Paris, le 21 mars 2020
Chers amis soignants,
Je tenais tout d’abord à vous remercier d’être en première ligne pour secourir nos concitoyens. Vous retrouvez le sens profond de votre vocation : soigner vos frères humains qui sont dans la détresse. Alors que tant de personnes ont quitté la grande ville et travaillent à distance, vous êtes tous bien présents au front avec courage et dévouement. J’espère profondément que la nation saura s’en souvenir quand les temps seront meilleurs.
Il peut arriver devant l’afflux des malades que vous soyez confrontés à de vrais problèmes de conscience. Lorsque ceux-ci seront plus nombreux que les respirateurs qui peuvent leur sauver la vie, vous pourrez être amenés à faire des choix douloureux. Il ne faut surtout pas parler, comme je l’entends quelquefois, de faire un « tri » entre les malades. La fin recherchée qui est de sauver la vie ou de soulager le patient, est commune à tous. Les moyens pour y parvenir doivent être proportionnés à la réalité sanitaire.
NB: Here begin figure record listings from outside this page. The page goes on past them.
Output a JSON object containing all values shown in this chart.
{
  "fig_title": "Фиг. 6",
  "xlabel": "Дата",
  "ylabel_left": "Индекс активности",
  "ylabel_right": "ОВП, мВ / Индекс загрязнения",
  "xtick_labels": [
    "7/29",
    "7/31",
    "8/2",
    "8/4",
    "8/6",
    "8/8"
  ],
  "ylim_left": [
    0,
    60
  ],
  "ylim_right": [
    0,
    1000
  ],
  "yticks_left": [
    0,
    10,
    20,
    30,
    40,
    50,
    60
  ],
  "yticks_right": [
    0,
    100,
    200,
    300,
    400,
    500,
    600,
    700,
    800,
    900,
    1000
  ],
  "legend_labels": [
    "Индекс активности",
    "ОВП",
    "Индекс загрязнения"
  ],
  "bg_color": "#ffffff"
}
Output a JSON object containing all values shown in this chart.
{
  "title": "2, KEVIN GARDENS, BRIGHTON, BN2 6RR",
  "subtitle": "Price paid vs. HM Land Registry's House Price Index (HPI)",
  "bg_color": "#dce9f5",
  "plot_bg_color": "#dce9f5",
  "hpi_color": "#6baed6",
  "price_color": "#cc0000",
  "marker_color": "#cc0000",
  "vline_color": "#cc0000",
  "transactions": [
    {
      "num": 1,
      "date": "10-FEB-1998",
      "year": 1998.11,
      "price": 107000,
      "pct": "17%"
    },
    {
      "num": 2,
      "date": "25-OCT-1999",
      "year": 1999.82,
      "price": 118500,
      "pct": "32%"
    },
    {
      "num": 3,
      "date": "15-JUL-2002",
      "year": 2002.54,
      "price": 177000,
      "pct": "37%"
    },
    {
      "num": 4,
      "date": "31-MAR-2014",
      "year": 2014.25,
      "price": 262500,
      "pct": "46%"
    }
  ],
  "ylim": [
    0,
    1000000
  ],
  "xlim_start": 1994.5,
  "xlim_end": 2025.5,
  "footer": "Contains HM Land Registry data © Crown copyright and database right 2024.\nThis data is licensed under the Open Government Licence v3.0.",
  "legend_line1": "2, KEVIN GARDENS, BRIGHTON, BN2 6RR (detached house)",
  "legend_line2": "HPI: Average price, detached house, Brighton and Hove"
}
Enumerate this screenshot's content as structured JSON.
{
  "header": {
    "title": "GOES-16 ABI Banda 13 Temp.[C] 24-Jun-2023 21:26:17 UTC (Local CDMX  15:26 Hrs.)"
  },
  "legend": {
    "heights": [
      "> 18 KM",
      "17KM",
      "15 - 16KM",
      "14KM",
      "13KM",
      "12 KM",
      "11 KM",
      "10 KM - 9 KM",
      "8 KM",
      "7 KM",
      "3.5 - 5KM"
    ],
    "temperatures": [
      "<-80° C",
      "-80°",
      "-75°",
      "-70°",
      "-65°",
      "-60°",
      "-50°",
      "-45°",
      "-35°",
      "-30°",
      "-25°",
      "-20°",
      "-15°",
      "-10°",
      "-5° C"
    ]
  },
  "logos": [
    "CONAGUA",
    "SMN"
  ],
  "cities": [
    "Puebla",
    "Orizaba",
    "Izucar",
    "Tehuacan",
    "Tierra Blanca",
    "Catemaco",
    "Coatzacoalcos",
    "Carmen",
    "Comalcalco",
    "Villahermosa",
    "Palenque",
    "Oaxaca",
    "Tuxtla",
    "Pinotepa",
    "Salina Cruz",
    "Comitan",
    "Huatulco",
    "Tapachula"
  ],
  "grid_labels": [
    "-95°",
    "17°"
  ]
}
Le Pape saint Jean Paul II dans son encyclique l’Évangile de la vie nous donne des clés de compréhension : « Il est certain que l’obligation morale de se soigner et de se faire soigner existe, mais cette obligation doit être confrontée aux situations concrètes ; c’est-à-dire qu’il faut déterminer si les moyens thérapeutiques dont on dispose sont objectivement en proportion avec les perspectives d’amélioration » (EV n°65). C’est donc votre discernement concerté entre soignants qui, devant ces situations concrètes, permettra d’ajuster la réponse en fonction de l’état du patient et de ses chances objectives de survie. Cela relève de votre compétence et de votre responsabilité.
Comme tous nos concitoyens, je vous fais confiance, vous remercie encore de votre implication généreuse et, si vous le souhaitiez, mes frères prêtres et moi-même, nous nous tenons à votre disposition pour vous soutenir spirituellement s’il en est besoin ainsi qu’auprès des mourants, des malades et de leurs familles.
Soyez assurés de ma prière et de ma reconnaissance.